The wind was unforgiving. It blew, relentless and ferocious, in violent, icy gusts whose buffets impeded our advance on the soggy slope, bereft as we were of protection from the elements. In those raging outbursts, the sleet, gaining in velocity, lashed out and pelted our exposed faces. Clouds rolled out in the sky with impressive speed and swathes of mist came as quickly as they went, in turn obliterating the scenery.Beinn_Ime_Butterbridge_b&w

The lush grass swayed under the wind like frantic waves in a storm and jagged rocks jutted out incongruously amidst this emerald expanse as if they were wrecks on a wild sea. A stream trickled down from the top, its clear flow of water was so enticing that, were it not for a warning from John, I would have been tempted to drink it.

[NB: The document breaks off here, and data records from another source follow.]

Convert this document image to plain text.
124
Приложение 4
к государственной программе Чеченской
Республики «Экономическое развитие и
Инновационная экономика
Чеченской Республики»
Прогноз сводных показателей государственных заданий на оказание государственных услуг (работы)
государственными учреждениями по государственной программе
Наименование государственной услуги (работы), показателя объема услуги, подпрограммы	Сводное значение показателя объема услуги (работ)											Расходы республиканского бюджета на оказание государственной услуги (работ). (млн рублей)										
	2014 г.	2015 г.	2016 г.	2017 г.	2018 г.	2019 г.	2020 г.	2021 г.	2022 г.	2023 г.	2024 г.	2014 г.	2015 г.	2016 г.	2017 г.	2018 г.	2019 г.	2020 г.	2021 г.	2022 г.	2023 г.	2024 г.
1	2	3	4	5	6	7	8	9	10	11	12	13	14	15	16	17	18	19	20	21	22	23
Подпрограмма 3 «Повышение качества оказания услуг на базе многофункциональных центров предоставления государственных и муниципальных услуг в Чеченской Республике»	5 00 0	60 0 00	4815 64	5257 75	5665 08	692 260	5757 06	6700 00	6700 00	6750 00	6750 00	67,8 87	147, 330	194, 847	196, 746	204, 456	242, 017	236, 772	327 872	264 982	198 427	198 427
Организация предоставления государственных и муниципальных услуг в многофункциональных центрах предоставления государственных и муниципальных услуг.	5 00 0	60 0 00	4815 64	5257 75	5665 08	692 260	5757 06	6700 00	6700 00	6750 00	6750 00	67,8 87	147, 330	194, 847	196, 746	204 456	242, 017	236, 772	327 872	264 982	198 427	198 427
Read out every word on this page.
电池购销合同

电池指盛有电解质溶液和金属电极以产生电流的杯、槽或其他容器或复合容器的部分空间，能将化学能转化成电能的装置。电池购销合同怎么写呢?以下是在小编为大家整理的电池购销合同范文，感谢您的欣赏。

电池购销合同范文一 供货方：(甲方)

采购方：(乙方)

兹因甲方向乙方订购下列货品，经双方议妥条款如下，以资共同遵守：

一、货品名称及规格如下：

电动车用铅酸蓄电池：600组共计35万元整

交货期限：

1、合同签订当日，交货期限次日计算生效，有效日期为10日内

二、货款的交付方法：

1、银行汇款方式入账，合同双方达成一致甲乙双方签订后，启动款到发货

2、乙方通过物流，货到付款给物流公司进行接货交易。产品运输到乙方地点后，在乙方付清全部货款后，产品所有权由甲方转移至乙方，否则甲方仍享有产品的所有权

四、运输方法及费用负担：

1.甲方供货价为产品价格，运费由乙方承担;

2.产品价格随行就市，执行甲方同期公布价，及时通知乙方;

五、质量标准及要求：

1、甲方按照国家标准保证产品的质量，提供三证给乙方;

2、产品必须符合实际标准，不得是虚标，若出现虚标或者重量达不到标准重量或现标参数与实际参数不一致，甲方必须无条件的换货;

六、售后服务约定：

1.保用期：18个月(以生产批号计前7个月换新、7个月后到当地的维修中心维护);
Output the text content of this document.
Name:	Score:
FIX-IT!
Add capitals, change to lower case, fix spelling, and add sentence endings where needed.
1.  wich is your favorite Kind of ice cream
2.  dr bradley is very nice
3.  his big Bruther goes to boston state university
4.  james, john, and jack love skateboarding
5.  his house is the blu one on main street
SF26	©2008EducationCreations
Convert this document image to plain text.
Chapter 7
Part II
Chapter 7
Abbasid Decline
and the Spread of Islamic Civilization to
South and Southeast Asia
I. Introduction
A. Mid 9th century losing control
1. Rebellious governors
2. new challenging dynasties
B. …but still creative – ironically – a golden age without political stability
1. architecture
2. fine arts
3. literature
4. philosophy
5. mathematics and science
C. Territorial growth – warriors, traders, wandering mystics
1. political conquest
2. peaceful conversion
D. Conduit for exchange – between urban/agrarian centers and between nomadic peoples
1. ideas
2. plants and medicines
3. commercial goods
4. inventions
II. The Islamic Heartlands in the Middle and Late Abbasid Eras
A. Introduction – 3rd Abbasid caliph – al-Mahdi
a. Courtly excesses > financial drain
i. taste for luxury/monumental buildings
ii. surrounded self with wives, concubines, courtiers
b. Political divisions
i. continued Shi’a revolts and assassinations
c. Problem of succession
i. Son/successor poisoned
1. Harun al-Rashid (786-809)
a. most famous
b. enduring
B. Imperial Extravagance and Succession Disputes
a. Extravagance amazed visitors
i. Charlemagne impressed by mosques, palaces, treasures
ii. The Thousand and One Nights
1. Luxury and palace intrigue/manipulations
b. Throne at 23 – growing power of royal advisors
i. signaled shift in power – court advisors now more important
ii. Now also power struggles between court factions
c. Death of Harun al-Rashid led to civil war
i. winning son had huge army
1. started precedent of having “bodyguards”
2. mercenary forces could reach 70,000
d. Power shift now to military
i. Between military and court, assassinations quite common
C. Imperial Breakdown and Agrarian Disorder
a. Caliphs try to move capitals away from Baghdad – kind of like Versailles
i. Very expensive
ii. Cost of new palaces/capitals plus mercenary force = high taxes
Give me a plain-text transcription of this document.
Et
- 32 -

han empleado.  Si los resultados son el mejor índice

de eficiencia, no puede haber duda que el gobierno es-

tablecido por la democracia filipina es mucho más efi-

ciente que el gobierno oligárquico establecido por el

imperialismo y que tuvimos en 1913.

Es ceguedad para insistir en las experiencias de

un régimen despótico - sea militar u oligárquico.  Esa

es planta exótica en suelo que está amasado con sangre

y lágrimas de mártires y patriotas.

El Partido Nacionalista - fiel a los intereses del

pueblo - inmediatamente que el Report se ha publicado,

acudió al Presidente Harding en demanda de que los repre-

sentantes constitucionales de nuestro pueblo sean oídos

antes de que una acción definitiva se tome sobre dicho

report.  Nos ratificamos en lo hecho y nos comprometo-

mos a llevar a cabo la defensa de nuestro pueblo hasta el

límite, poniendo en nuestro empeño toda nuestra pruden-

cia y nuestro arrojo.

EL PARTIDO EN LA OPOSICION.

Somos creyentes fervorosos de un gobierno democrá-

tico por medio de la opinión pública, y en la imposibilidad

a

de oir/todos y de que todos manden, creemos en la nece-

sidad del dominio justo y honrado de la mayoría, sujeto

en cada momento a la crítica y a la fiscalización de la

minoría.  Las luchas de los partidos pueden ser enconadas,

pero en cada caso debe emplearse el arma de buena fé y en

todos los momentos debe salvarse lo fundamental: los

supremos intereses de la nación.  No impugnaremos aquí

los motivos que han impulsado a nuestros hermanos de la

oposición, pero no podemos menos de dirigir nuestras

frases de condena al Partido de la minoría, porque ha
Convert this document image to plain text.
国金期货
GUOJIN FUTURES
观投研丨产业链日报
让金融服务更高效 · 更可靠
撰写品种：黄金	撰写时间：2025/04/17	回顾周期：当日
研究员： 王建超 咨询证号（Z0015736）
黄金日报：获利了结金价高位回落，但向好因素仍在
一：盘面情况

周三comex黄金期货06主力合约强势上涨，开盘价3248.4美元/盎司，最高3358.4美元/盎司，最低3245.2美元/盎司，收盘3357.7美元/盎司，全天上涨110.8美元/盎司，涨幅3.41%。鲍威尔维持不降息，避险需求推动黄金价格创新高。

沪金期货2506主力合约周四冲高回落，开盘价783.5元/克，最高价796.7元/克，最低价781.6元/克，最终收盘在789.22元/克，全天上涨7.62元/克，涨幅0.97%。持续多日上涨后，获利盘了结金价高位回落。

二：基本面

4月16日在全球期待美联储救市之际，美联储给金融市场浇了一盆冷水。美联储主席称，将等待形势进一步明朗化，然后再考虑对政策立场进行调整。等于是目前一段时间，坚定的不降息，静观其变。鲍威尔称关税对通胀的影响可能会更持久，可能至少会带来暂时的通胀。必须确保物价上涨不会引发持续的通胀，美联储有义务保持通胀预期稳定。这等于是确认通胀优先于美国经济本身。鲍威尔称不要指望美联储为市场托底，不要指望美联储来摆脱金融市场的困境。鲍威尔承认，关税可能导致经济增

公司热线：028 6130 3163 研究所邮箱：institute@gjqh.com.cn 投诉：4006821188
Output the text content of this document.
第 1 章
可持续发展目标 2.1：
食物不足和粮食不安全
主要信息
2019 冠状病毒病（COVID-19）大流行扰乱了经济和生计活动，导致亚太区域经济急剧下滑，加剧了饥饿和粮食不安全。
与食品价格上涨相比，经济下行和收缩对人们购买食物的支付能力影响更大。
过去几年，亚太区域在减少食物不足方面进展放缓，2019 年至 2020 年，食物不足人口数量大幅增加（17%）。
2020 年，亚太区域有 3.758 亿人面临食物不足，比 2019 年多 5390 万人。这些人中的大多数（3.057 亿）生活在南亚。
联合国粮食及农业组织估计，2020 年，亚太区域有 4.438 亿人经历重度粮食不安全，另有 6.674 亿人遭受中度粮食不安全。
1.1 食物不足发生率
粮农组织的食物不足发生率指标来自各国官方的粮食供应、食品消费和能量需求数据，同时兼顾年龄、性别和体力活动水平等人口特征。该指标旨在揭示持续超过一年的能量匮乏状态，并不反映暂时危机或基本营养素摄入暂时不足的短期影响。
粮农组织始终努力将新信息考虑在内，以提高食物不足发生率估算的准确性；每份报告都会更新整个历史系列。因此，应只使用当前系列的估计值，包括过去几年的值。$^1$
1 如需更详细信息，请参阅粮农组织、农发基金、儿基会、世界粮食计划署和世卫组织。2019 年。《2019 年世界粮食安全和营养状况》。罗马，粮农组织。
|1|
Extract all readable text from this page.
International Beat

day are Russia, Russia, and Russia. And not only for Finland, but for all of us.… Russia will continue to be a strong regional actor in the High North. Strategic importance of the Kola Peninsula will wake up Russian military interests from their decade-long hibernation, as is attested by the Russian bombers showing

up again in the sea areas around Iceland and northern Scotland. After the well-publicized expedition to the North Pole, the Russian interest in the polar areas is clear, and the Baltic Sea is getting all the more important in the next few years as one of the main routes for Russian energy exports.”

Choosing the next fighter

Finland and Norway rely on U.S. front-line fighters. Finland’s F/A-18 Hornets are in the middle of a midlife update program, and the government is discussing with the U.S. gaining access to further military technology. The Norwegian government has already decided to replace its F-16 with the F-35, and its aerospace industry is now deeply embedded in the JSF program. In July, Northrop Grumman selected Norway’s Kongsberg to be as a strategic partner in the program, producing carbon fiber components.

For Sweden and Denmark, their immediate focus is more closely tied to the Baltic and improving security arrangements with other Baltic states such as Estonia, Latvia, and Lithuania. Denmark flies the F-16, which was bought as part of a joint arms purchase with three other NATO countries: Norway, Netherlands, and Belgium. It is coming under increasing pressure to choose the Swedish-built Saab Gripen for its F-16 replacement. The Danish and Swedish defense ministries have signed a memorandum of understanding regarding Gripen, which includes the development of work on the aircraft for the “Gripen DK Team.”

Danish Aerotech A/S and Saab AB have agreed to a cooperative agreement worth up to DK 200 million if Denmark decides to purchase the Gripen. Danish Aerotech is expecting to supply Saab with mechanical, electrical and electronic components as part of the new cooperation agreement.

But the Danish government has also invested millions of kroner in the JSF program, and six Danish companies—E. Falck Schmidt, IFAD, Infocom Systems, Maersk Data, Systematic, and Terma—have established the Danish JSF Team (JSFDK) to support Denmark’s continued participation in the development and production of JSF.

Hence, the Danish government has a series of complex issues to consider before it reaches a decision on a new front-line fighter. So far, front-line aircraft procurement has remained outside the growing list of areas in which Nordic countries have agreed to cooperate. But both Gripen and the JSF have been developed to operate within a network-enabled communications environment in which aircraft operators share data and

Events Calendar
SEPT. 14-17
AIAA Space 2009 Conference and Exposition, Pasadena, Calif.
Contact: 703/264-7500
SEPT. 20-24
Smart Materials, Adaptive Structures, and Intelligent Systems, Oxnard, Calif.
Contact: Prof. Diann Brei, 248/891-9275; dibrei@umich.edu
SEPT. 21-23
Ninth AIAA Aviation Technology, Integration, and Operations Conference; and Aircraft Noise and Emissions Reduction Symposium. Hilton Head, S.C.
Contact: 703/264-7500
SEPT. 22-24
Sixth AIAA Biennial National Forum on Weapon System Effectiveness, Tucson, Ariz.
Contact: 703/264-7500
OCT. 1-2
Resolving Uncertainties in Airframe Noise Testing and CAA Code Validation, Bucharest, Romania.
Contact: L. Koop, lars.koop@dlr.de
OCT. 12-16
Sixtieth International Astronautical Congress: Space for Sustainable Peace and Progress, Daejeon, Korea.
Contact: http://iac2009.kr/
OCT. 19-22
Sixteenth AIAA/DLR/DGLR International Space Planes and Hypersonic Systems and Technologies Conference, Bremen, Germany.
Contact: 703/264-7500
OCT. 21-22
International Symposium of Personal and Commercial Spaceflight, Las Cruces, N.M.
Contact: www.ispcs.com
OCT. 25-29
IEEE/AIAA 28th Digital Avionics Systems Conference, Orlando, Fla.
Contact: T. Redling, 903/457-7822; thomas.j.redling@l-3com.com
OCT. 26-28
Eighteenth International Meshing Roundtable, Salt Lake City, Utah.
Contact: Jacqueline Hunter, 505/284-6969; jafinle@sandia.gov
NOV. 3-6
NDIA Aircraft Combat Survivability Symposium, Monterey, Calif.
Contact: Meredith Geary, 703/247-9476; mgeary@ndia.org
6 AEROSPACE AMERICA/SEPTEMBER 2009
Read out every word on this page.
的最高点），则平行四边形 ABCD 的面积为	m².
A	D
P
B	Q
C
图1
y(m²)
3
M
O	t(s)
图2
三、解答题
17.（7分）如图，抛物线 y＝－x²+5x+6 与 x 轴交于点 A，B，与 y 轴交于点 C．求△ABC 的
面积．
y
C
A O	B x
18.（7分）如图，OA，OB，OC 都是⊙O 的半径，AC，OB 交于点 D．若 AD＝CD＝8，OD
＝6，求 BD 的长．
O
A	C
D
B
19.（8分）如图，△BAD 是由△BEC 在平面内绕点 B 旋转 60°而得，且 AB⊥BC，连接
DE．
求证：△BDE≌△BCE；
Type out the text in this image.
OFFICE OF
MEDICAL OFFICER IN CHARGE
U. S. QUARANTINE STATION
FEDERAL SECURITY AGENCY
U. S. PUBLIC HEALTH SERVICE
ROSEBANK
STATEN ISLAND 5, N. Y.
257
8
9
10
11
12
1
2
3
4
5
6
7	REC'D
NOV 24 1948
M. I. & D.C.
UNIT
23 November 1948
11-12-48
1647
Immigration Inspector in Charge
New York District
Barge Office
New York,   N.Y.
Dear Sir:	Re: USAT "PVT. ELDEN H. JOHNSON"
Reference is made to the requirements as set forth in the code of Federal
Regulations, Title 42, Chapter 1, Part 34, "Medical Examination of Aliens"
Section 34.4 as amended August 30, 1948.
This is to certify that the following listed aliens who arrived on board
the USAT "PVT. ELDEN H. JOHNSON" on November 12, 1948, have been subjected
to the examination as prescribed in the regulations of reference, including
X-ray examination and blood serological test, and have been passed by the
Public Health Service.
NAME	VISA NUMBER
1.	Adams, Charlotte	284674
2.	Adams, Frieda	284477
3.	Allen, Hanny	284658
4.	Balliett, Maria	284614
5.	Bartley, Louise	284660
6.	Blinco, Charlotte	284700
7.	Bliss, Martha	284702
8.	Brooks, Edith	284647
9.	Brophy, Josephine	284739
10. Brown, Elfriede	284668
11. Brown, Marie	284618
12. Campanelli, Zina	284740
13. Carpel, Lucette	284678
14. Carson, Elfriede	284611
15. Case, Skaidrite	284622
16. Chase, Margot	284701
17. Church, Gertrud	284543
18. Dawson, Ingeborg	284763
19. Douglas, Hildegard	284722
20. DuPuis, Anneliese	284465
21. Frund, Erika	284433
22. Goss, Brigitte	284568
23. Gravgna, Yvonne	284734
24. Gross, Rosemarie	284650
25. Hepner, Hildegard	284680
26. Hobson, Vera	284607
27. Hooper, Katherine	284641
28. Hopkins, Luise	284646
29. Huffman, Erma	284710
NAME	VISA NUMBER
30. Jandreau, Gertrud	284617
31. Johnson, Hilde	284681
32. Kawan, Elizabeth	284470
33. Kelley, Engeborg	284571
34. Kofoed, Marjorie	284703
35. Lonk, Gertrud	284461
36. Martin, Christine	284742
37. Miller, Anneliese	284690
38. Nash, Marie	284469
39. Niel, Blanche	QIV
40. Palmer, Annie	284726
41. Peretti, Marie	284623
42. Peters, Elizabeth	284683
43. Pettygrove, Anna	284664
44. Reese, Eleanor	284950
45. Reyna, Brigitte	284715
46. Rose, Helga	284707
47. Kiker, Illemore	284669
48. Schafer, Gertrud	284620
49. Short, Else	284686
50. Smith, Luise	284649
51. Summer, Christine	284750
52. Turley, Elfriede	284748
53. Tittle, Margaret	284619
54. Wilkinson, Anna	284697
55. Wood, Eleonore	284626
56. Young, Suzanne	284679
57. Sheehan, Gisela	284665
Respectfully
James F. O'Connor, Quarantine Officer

While everyone seemed to bear the exertion needed for the trek with apparent ease, i stood out, aloof, a straggler, falling behind, with a ragged breath rendered more difficult by the force of the wind, and pain which excruciatingly tore at my limbs; my regular training as a runner doing nothing to alleviate my poor condition. The punishing hike up the steep slope had sapped strength from my ham and knees. And this distinction crushed me with misery and shame. It either urged me to give up and lie down on the soft grass or whipped me to exert myself yet further in desperate but nonetheless futile attempts to reach the others.

At last, when I reached the summit, after having endured renewed onslaught from the wind whose force had grown more ferocious near the end, nearly making me choke, and, for a brief instant, having wandered through the mist, panic-stricken as a lost soul, so far behind the others I had found myself, I wondered whether I had conquered the mountain or the mountain had conquered me. I felt emptied, humbled. Pride, or what was left of it, had deserted me.

I dropped, exhausted, with a mixture of elation and relief, next to the cairn of stone that marked the top of Beinn Ime. Come what may, I had made it. The mist had closed in again around us. In fact, on one side it became so dense that nothing was in sight. It was as if the promontory upon which we were floated above the void. I remembered being almost mesmerized by that void which cried out for me to leap over. But that moment of staggering madness passed. It was time for  the long descent back to the cars.